Si algo caracteriza al papa Francisco es su inmenso amor a los enfermos, su humanidad para acercarse a ellos como iguales, sin dañarles, sin que se sientan cohibidos ante su presencia, comprendiéndolos en sus circunstancias, envolviéndolos con su ternura, adivinando el sufrimiento que encierran sus gestos, el dolor aprisionado en la mirada, en sus manos, en un rostro quizás ajado por las lágrimas… Para ponerse en el lugar del que sufre, y no de forma teórica, como mínimo es preciso tener sensibilidad y tacto, no juzgar, no exigir más de lo que ya está dando porque el enfermo es un maestro. Se ha doctorado en las lides de la paciencia, sea debido a que no tiene otra opción, pero también porque la subsistencia cotidiana con problemas físicos a los que se añaden tantos otros de diversa índole requiere un esfuerzo ímprobo. La vida se ve de otro modo con las gafas de la enfermedad, secuelas de graves accidentes, discapacidades, diagnósticos funestos inesperados, la pérdida de tantas cosas… Eso no se conoce hasta que no se experimenta en carne propia.

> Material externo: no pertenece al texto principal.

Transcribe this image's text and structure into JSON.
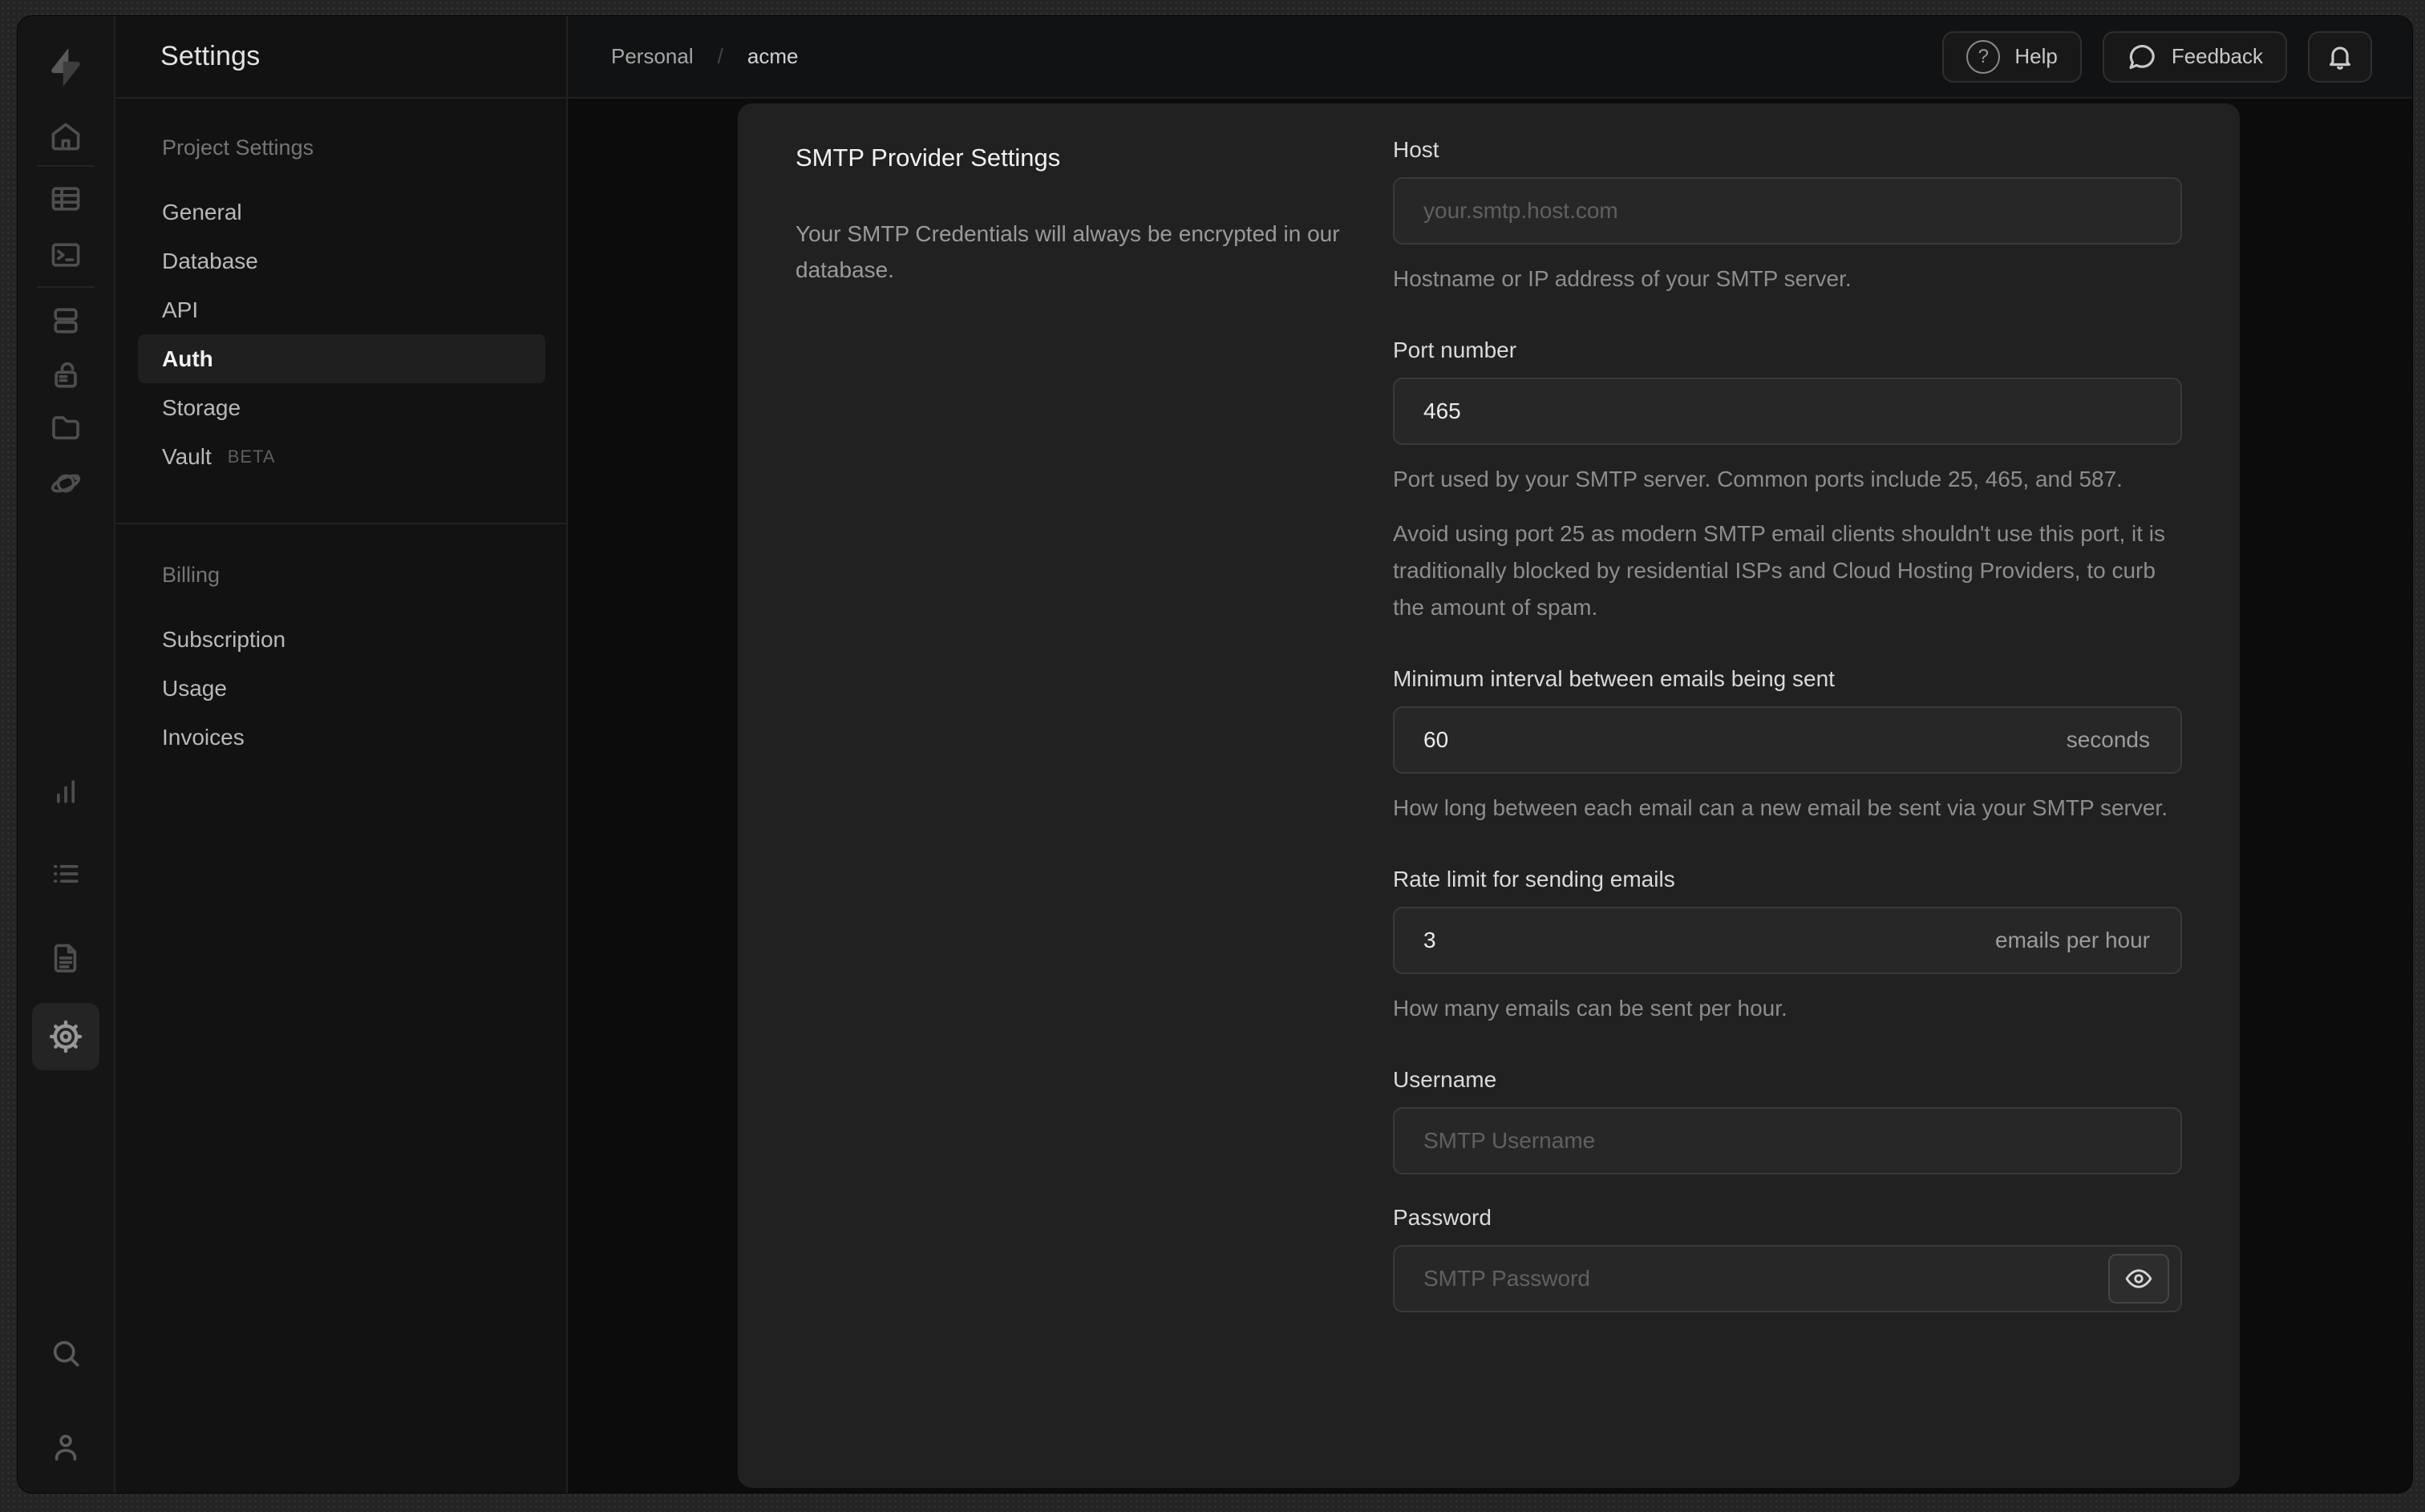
{
  "sidebar": {
    "title": "Settings",
    "sections": [
      {
        "header": "Project Settings",
        "items": [
          {
            "label": "General"
          },
          {
            "label": "Database"
          },
          {
            "label": "API"
          },
          {
            "label": "Auth"
          },
          {
            "label": "Storage"
          },
          {
            "label": "Vault",
            "badge": "BETA"
          }
        ]
      },
      {
        "header": "Billing",
        "items": [
          {
            "label": "Subscription"
          },
          {
            "label": "Usage"
          },
          {
            "label": "Invoices"
          }
        ]
      }
    ],
    "active_item": "Auth"
  },
  "rail": {
    "icons": [
      "home",
      "table-editor",
      "sql-editor",
      "database",
      "auth",
      "storage",
      "edge-functions",
      "reports",
      "logs",
      "docs",
      "settings"
    ],
    "bottom_icons": [
      "search",
      "account"
    ],
    "active_icon": "settings"
  },
  "header": {
    "breadcrumb": {
      "org": "Personal",
      "separator": "/",
      "project": "acme"
    },
    "help_label": "Help",
    "help_icon_glyph": "?",
    "feedback_label": "Feedback",
    "icons": [
      "help-circle",
      "feedback-bubble",
      "notifications-bell"
    ]
  },
  "smtp": {
    "title": "SMTP Provider Settings",
    "description": "Your SMTP Credentials will always be encrypted in our database.",
    "host": {
      "label": "Host",
      "placeholder": "your.smtp.host.com",
      "help": "Hostname or IP address of your SMTP server."
    },
    "port": {
      "label": "Port number",
      "value": "465",
      "help": "Port used by your SMTP server. Common ports include 25, 465, and 587.",
      "note": "Avoid using port 25 as modern SMTP email clients shouldn't use this port, it is traditionally blocked by residential ISPs and Cloud Hosting Providers, to curb the amount of spam."
    },
    "interval": {
      "label": "Minimum interval between emails being sent",
      "value": "60",
      "suffix": "seconds",
      "help": "How long between each email can a new email be sent via your SMTP server."
    },
    "rate": {
      "label": "Rate limit for sending emails",
      "value": "3",
      "suffix": "emails per hour",
      "help": "How many emails can be sent per hour."
    },
    "username": {
      "label": "Username",
      "placeholder": "SMTP Username"
    },
    "password": {
      "label": "Password",
      "placeholder": "SMTP Password"
    }
  },
  "colors": {
    "frame": "#242424",
    "app_bg": "#111213",
    "content_bg": "#0c0c0c",
    "card_bg": "#212121",
    "input_bg": "#272727",
    "input_border": "#3a3a3a",
    "text_primary": "#ededed",
    "text_secondary": "#8d8d8d"
  }
}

Como a gran parte del mundo, en 2013 me conmovió ese imponente abrazo que Francisco dio al enfermo Vinicio Riva, y en el que se encerraba tanta riqueza. Ya entonces me pregunté, ¿qué vio éste en el Papa para echarse en sus brazos? ¿Qué le hizo creer que él lo estrecharía como se hace con un hijo querido? ¿Qué resortes tendría para olvidarse de todo lo que le rodeaba, no pensar que su rostro terriblemente desfigurado por la lesión de von Recklinghausen iba a ser multiplicado hasta la saciedad en todos los medios de comunicación? No hubo ni pudor por parte de Vinicio, ni premeditación en ambos: Pontífice y él. Fue un instante en el que dos corazones latían a la par. Cada uno veía en el otro el rostro de Cristo. Nada más hermoso. El evangelio hecho vida. La misericordia, la atención exquisita, la suprema delicadeza, el cariño, la gratitud… todo estaba presente entre dos seres cuyo vínculo se había producido de antemano. En el caso del Sumo Pontífice porque ama a todos en Cristo y no es indiferente ante el sufrimiento. En sus mensajes no dirige a los enfermos palabras que no vive. En el de Vinicio porque debió experimentar un anhelo irrefrenable de estar lo más cerca posible de quien representa a Cristo en la tierra. Una forma de anticiparse a ese instante supremo en el que iba a encontrarse para siempre con Él, hecho que ha sucedido en los primeros días de este año 2024. ¡Quién podría consolarlo mejor que el Papa! ¡De quién, en este mundo, podría recibir tanta esperanza, confirmación en su fe!
Indudablemente, la belleza que contemplaba Francisco en Vinicio no se hallaba en los pliegues de un rostro ya irreconocible. El amor no se improvisa, no teme, no hay titubeo, y cuando se padecen determinadas enfermedades tampoco hay aversión; no existen prudencias hacia la propia salud… De hecho, a Vinicio le llamó la atención ver que el Papa lo había tomado en sus brazos sin dudarlo, desconociendo que su enfermedad no es contagiosa y, por tanto, sin temor a contraerla. Frente a una persona que sufre sólo cabe la piedad, la compasión, saber que se está frente a un elegido de Dios que posee una herramienta que le hermana a Cristo, y con la que puede hacer un inmenso bien a los demás. Así lo vivieron santos como Francisco de Asís, Catalina de Siena, Damián de Molokai y otros muchos: traspasando barreras humanas para adentrarse en las entrañas de nuestro Padre celestial. Por eso, no hubo repugnancia o aversión hacia los leprosos ni a las excreciones que supuraban. Un lenguaje que el mundo desconoce, que causa estupefacción, pero que es también abecedario del papa Francisco quien al acoger a Vinicio dio una sublime lección de hondísimo contenido en la que sobresale el respeto y estima debido a los enfermos; es manifestación de la caridad genuina.
Ninguna instantánea podrá captar jamás lo que se experimenta viendo a alguien que sufre con el peso de la impotencia cuando nada puede hacerse humanamente para remediarlo. Un abrazo como el que Vinicio recibió del Pontífice, sin duda le habrá alentado día tras día en su particular calvario hasta que se ha producido su tránsito porque en él comprendería todo lo que debía saber para proseguir su tortuoso y, a la vez, esperanzador camino. Ahora descansa en paz y para siempre.